Le mal serait un excès de morale, de religion et d’éthique qui ont causé une baisse alarmante des libertés politiques, sociales et, surtout, de leur composante commerciale, le libéralisme économique.
L’ordonnance préconisa, alors, des doses de liberté publique, libéralisme économique, et une dose de cette substance occidentale anti-éthique, anti moral qui s’appelle la dépravation. La facture fut, chèrement, payée. Mais pour un mal si persistant, personne ne rechigne sur le prix de la délivrance. Même si ce dernier fut de sacrifier la mère de toutes les civilisations humaines. Le pays qui nous a appris à lire, à écrire, à cultiver la terre, à se rassembler dans des cités, à décréter des lois et à construire des états et des empires et j’en passe.
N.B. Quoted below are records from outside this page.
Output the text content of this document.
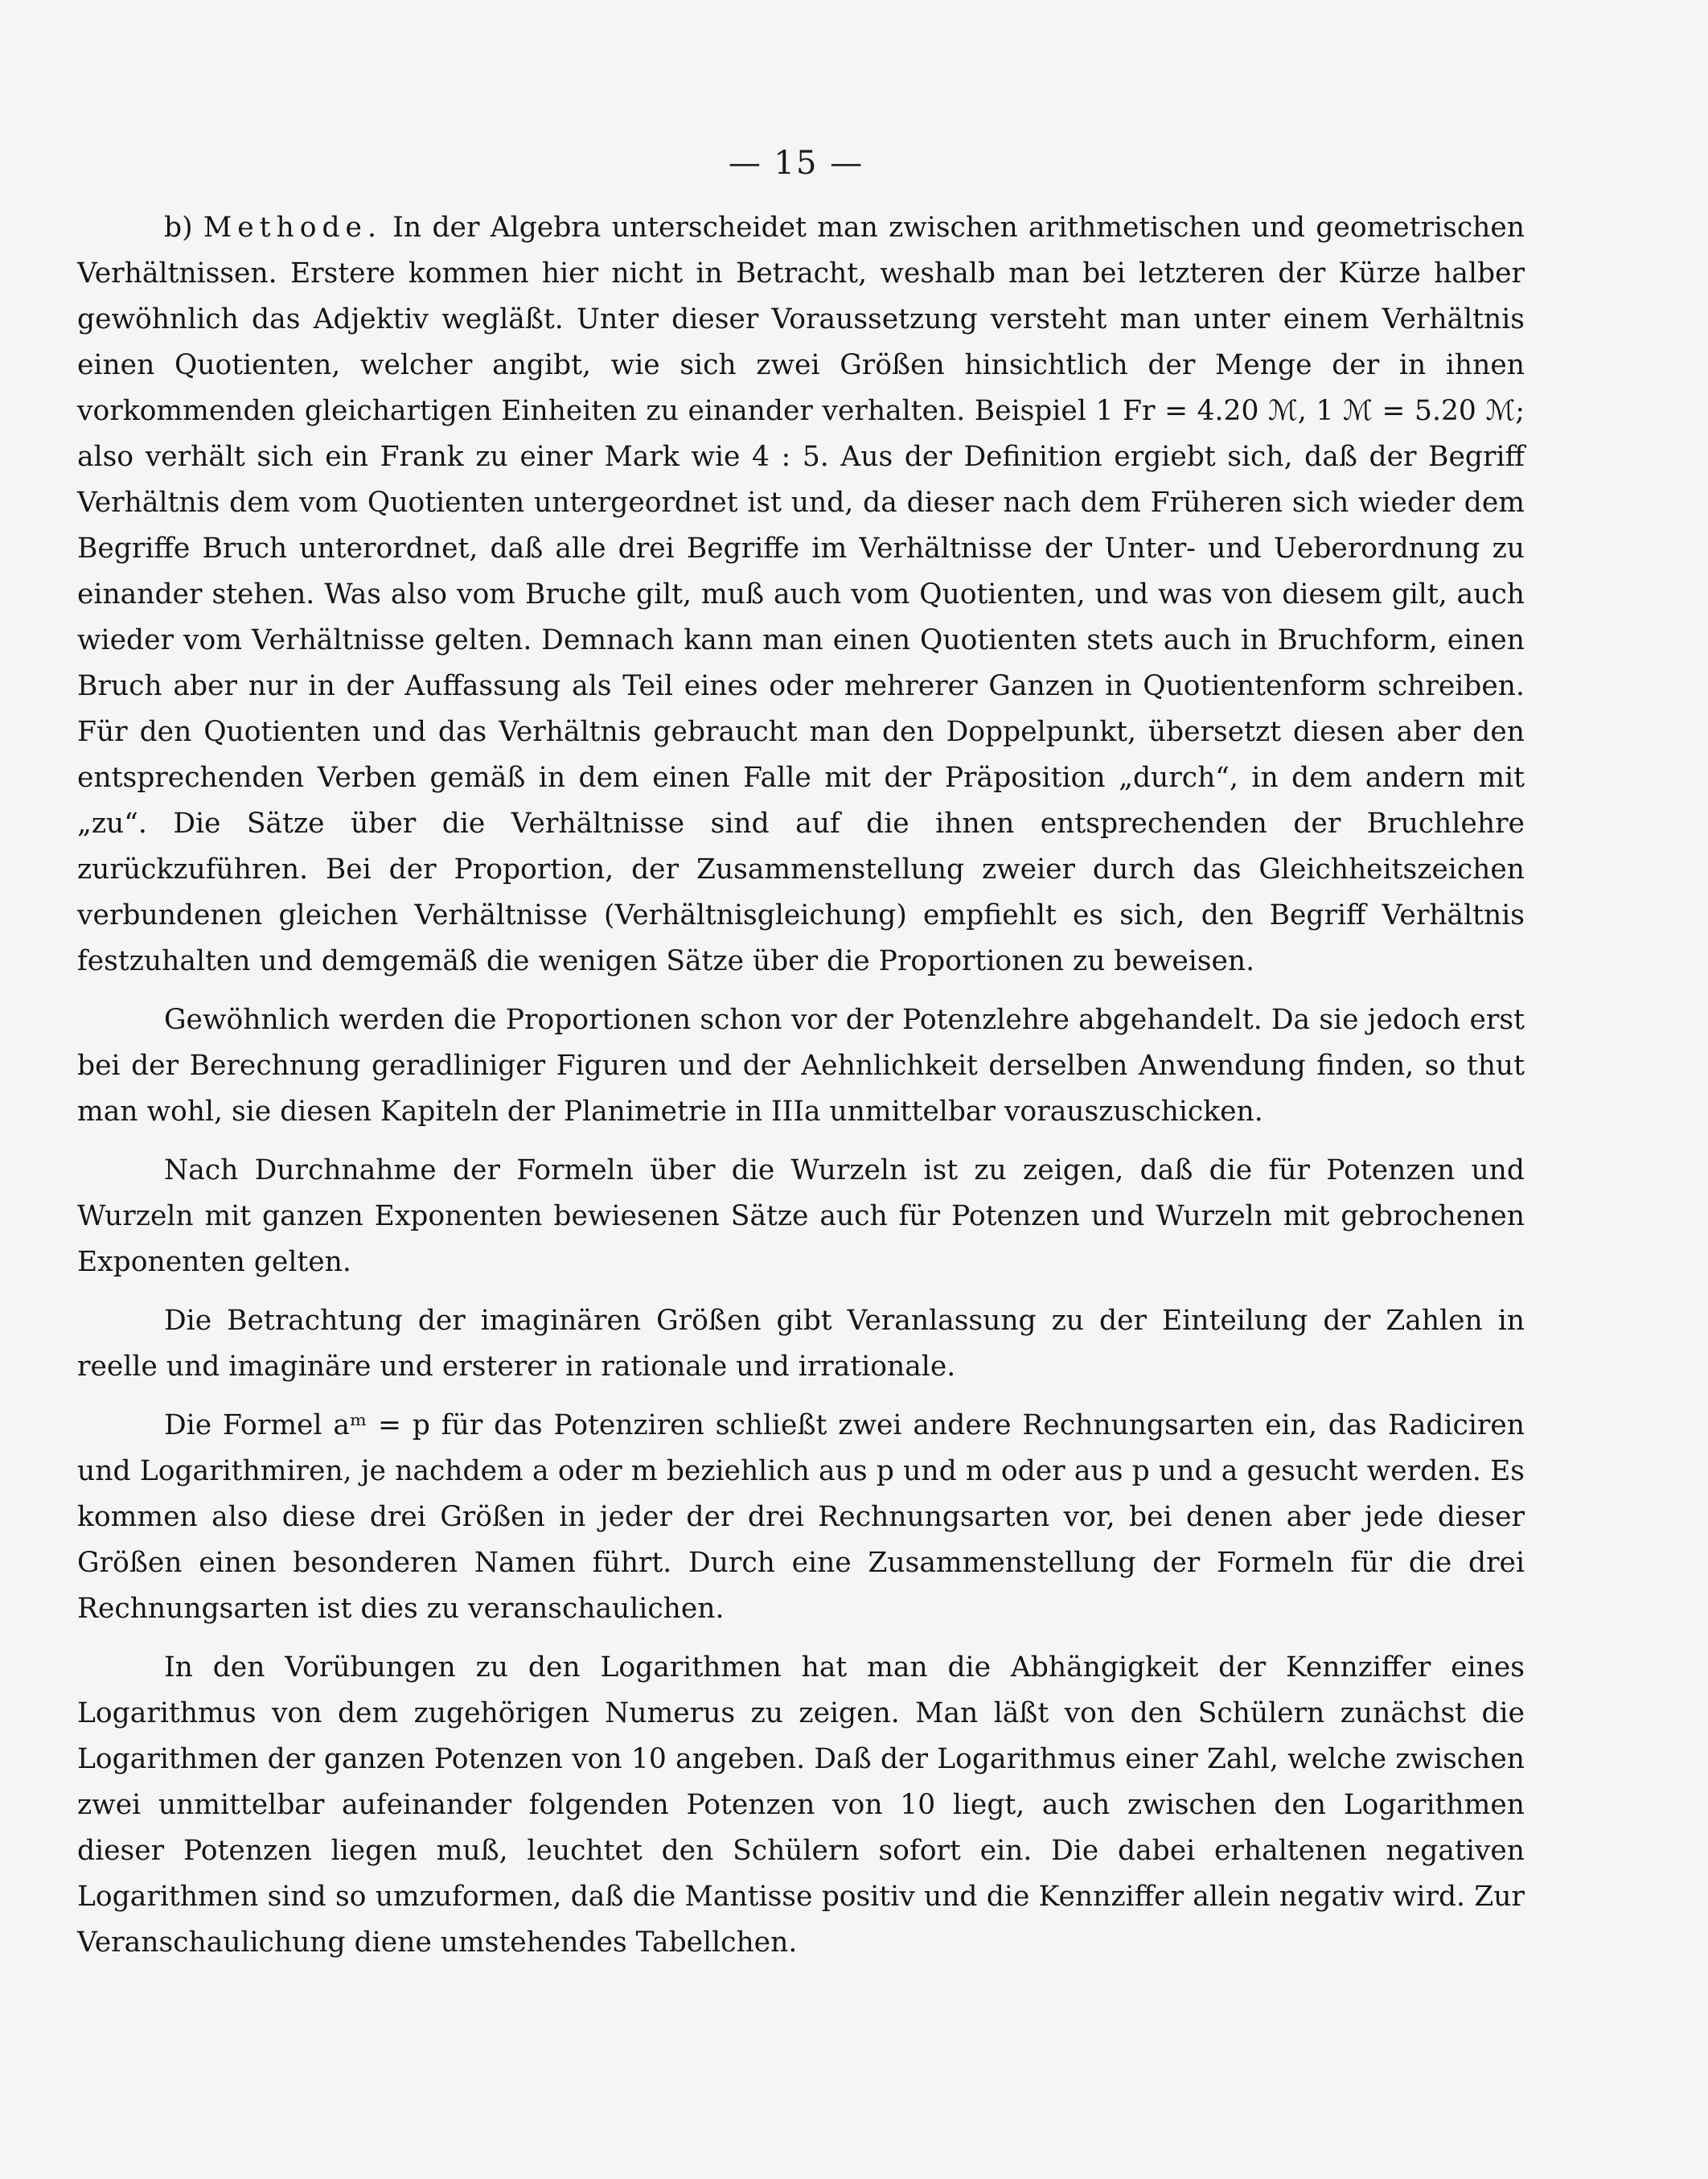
— 15 —

b) Methode. In der Algebra unterscheidet man zwischen arithmetischen und geometrischen Verhältnissen. Erstere kommen hier nicht in Betracht, weshalb man bei letzteren der Kürze halber gewöhnlich das Adjektiv wegläßt. Unter dieser Voraussetzung versteht man unter einem Verhältnis einen Quotienten, welcher angibt, wie sich zwei Größen hinsichtlich der Menge der in ihnen vorkommenden gleichartigen Einheiten zu einander verhalten. Beispiel 1 Fr = 4.20 ℳ, 1 ℳ = 5.20 ℳ; also verhält sich ein Frank zu einer Mark wie 4 : 5. Aus der Definition ergiebt sich, daß der Begriff Verhältnis dem vom Quotienten untergeordnet ist und, da dieser nach dem Früheren sich wieder dem Begriffe Bruch unterordnet, daß alle drei Begriffe im Verhältnisse der Unter- und Ueberordnung zu einander stehen. Was also vom Bruche gilt, muß auch vom Quotienten, und was von diesem gilt, auch wieder vom Verhältnisse gelten. Demnach kann man einen Quotienten stets auch in Bruchform, einen Bruch aber nur in der Auffassung als Teil eines oder mehrerer Ganzen in Quotientenform schreiben. Für den Quotienten und das Verhältnis gebraucht man den Doppelpunkt, übersetzt diesen aber den entsprechenden Verben gemäß in dem einen Falle mit der Präposition „durch“, in dem andern mit „zu“. Die Sätze über die Verhältnisse sind auf die ihnen entsprechenden der Bruchlehre zurückzuführen. Bei der Proportion, der Zusammenstellung zweier durch das Gleichheitszeichen verbundenen gleichen Verhältnisse (Verhältnisgleichung) empfiehlt es sich, den Begriff Verhältnis festzuhalten und demgemäß die wenigen Sätze über die Proportionen zu beweisen.

Gewöhnlich werden die Proportionen schon vor der Potenzlehre abgehandelt. Da sie jedoch erst bei der Berechnung geradliniger Figuren und der Aehnlichkeit derselben Anwendung finden, so thut man wohl, sie diesen Kapiteln der Planimetrie in IIIa unmittelbar vorauszuschicken.

Nach Durchnahme der Formeln über die Wurzeln ist zu zeigen, daß die für Potenzen und Wurzeln mit ganzen Exponenten bewiesenen Sätze auch für Potenzen und Wurzeln mit gebrochenen Exponenten gelten.

Die Betrachtung der imaginären Größen gibt Veranlassung zu der Einteilung der Zahlen in reelle und imaginäre und ersterer in rationale und irrationale.

Die Formel aᵐ = p für das Potenziren schließt zwei andere Rechnungsarten ein, das Radiciren und Logarithmiren, je nachdem a oder m beziehlich aus p und m oder aus p und a gesucht werden. Es kommen also diese drei Größen in jeder der drei Rechnungsarten vor, bei denen aber jede dieser Größen einen besonderen Namen führt. Durch eine Zusammenstellung der Formeln für die drei Rechnungsarten ist dies zu veranschaulichen.

In den Vorübungen zu den Logarithmen hat man die Abhängigkeit der Kennziffer eines Logarithmus von dem zugehörigen Numerus zu zeigen. Man läßt von den Schülern zunächst die Logarithmen der ganzen Potenzen von 10 angeben. Daß der Logarithmus einer Zahl, welche zwischen zwei unmittelbar aufeinander folgenden Potenzen von 10 liegt, auch zwischen den Logarithmen dieser Potenzen liegen muß, leuchtet den Schülern sofort ein. Die dabei erhaltenen negativen Logarithmen sind so umzuformen, daß die Mantisse positiv und die Kennziffer allein negativ wird. Zur Veranschaulichung diene umstehendes Tabellchen.
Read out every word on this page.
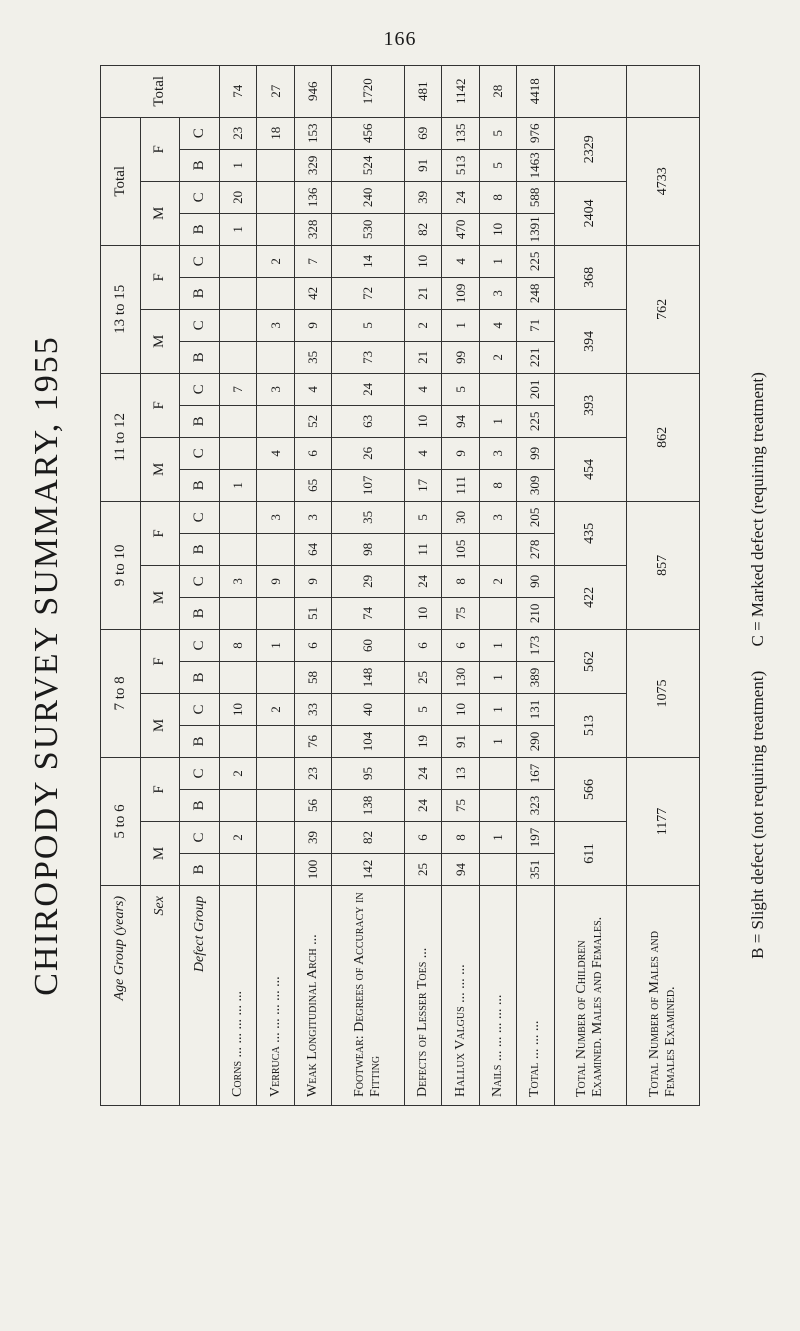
166
CHIROPODY SURVEY SUMMARY, 1955	Age Group (years)	5 to 6				7 to 8				9 to 10				11 to 12				13 to 15				Total				Total
Sex	M		F		M		F		M		F		M		F		M		F		M		F		
Defect Group	B	C	B	C	B	C	B	C	B	C	B	C	B	C	B	C	B	C	B	C	B	C	B	C	
Corns ... ... ... ... ...		2		2		10		8		3			1			7					1	20	1	23	74
Verruca ... ... ... ... ...						2		1		9		3		4		3		3		2				18	27
Weak Longitudinal Arch ...	100	39	56	23	76	33	58	6	51	9	64	3	65	6	52	4	35	9	42	7	328	136	329	153	946
Footwear: Degrees of Accuracy in Fitting	142	82	138	95	104	40	148	60	74	29	98	35	107	26	63	24	73	5	72	14	530	240	524	456	1720
Defects of Lesser Toes ...	25	6	24	24	19	5	25	6	10	24	11	5	17	4	10	4	21	2	21	10	82	39	91	69	481
Hallux Valgus ... ... ...	94	8	75	13	91	10	130	6	75	8	105	30	111	9	94	5	99	1	109	4	470	24	513	135	1142
Nails ... ... ... ... ...		1			1	1	1	1		2		3	8	3	1		2	4	3	1	10	8	5	5	28
Total ... ... ...	351	197	323	167	290	131	389	173	210	90	278	205	309	99	225	201	221	71	248	225	1391	588	1463	976	4418
Total Number of Children Examined. Males and Females.	611		566		513		562		422		435		454		393		394		368		2404		2329		
Total Number of Males and Females Examined.	1177				1075				857				862				762				4733				
B = Slight defect (not requiring treatment) C = Marked defect (requiring treatment)
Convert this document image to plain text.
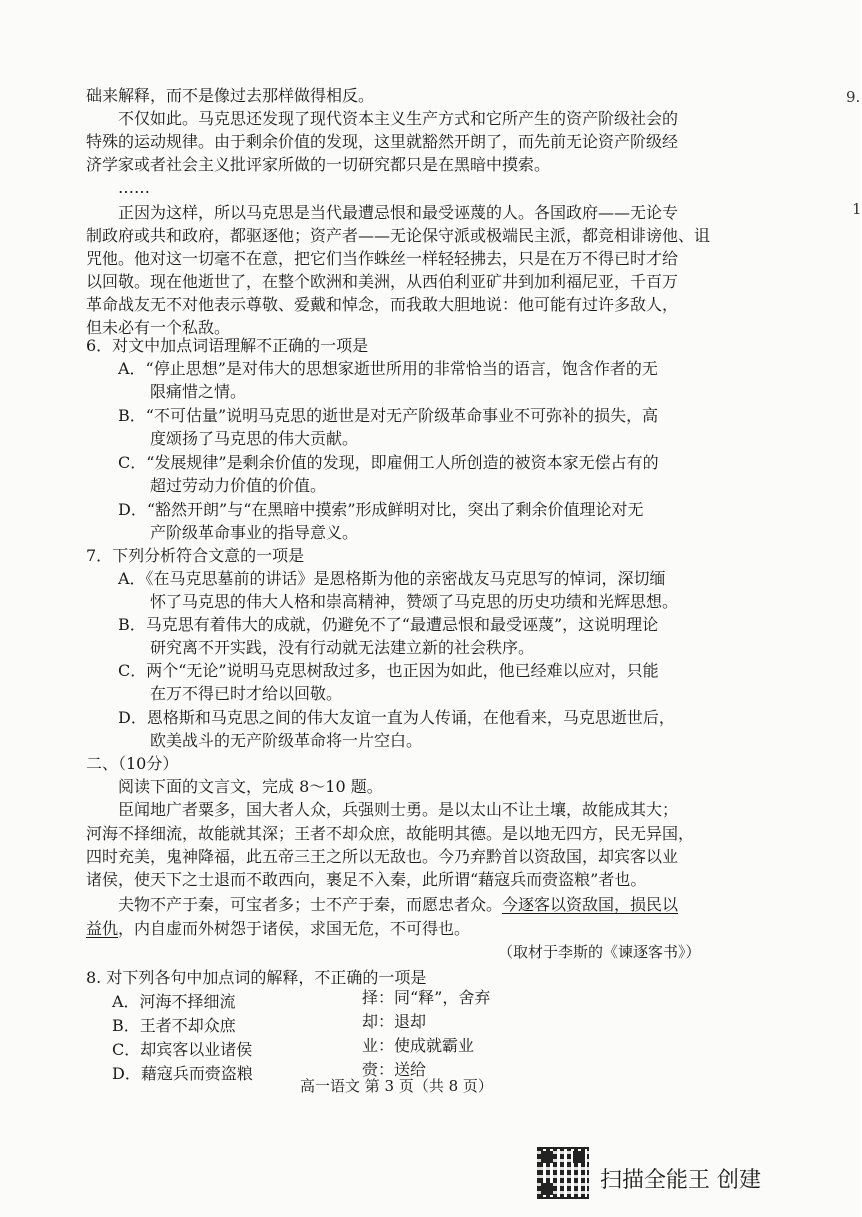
9.
1
础来解释，而不是像过去那样做得相反。
不仅如此。马克思还发现了现代资本主义生产方式和它所产生的资产阶级社会的
特殊的运动规律。由于剩余价值的发现，这里就豁然开朗了，而先前无论资产阶级经
济学家或者社会主义批评家所做的一切研究都只是在黑暗中摸索。
……
正因为这样，所以马克思是当代最遭忌恨和最受诬蔑的人。各国政府——无论专
制政府或共和政府，都驱逐他；资产者——无论保守派或极端民主派，都竞相诽谤他、诅
咒他。他对这一切毫不在意，把它们当作蛛丝一样轻轻拂去，只是在万不得已时才给
以回敬。现在他逝世了，在整个欧洲和美洲，从西伯利亚矿井到加利福尼亚，千百万
革命战友无不对他表示尊敬、爱戴和悼念，而我敢大胆地说：他可能有过许多敌人，
但未必有一个私敌。
6．对文中加点词语理解不正确的一项是
A．“停止思想”是对伟大的思想家逝世所用的非常恰当的语言，饱含作者的无
限痛惜之情。
B．“不可估量”说明马克思的逝世是对无产阶级革命事业不可弥补的损失，高
度颂扬了马克思的伟大贡献。
C．“发展规律”是剩余价值的发现，即雇佣工人所创造的被资本家无偿占有的
超过劳动力价值的价值。
D．“豁然开朗”与“在黑暗中摸索”形成鲜明对比，突出了剩余价值理论对无
产阶级革命事业的指导意义。
7．下列分析符合文意的一项是
A．《在马克思墓前的讲话》是恩格斯为他的亲密战友马克思写的悼词，深切缅
怀了马克思的伟大人格和崇高精神，赞颂了马克思的历史功绩和光辉思想。
B．马克思有着伟大的成就，仍避免不了“最遭忌恨和最受诬蔑”，这说明理论
研究离不开实践，没有行动就无法建立新的社会秩序。
C．两个“无论”说明马克思树敌过多，也正因为如此，他已经难以应对，只能
在万不得已时才给以回敬。
D．恩格斯和马克思之间的伟大友谊一直为人传诵，在他看来，马克思逝世后，
欧美战斗的无产阶级革命将一片空白。
二、（10分）
阅读下面的文言文，完成 8～10 题。
臣闻地广者粟多，国大者人众，兵强则士勇。是以太山不让土壤，故能成其大；
河海不择细流，故能就其深；王者不却众庶，故能明其德。是以地无四方，民无异国，
四时充美，鬼神降福，此五帝三王之所以无敌也。今乃弃黔首以资敌国，却宾客以业
诸侯，使天下之士退而不敢西向，裹足不入秦，此所谓“藉寇兵而赍盗粮”者也。
夫物不产于秦，可宝者多；士不产于秦，而愿忠者众。今逐客以资敌国，损民以
益仇，内自虚而外树怨于诸侯，求国无危，不可得也。
（取材于李斯的《谏逐客书》）
8. 对下列各句中加点词的解释，不正确的一项是
A．河海不择细流	择：同“释”，舍弃
B．王者不却众庶	却：退却
C．却宾客以业诸侯	业：使成就霸业
D．藉寇兵而赍盗粮	赍：送给
高一语文 第 3 页（共 8 页）
扫描全能王 创建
Le temps passe. Une décennie plus tard, la civilisation « médecin » réalise elle aussi, qu’elle a des problèmes aux adducteurs, qui peuvent lui être fatal. Le diagnostique, lui, est on ne peut plus surprenant. Excès de libéralisme, excès de spéculation, excès des libertés qui ont entrainé une alarmante baisse d’éthique, de morale et, en fin de compte, de religion.
On ne peut que leur féliciter, sans mauvaise foi aucune. Car les illusions perdues, dit-on, sont des vérités retrouvées.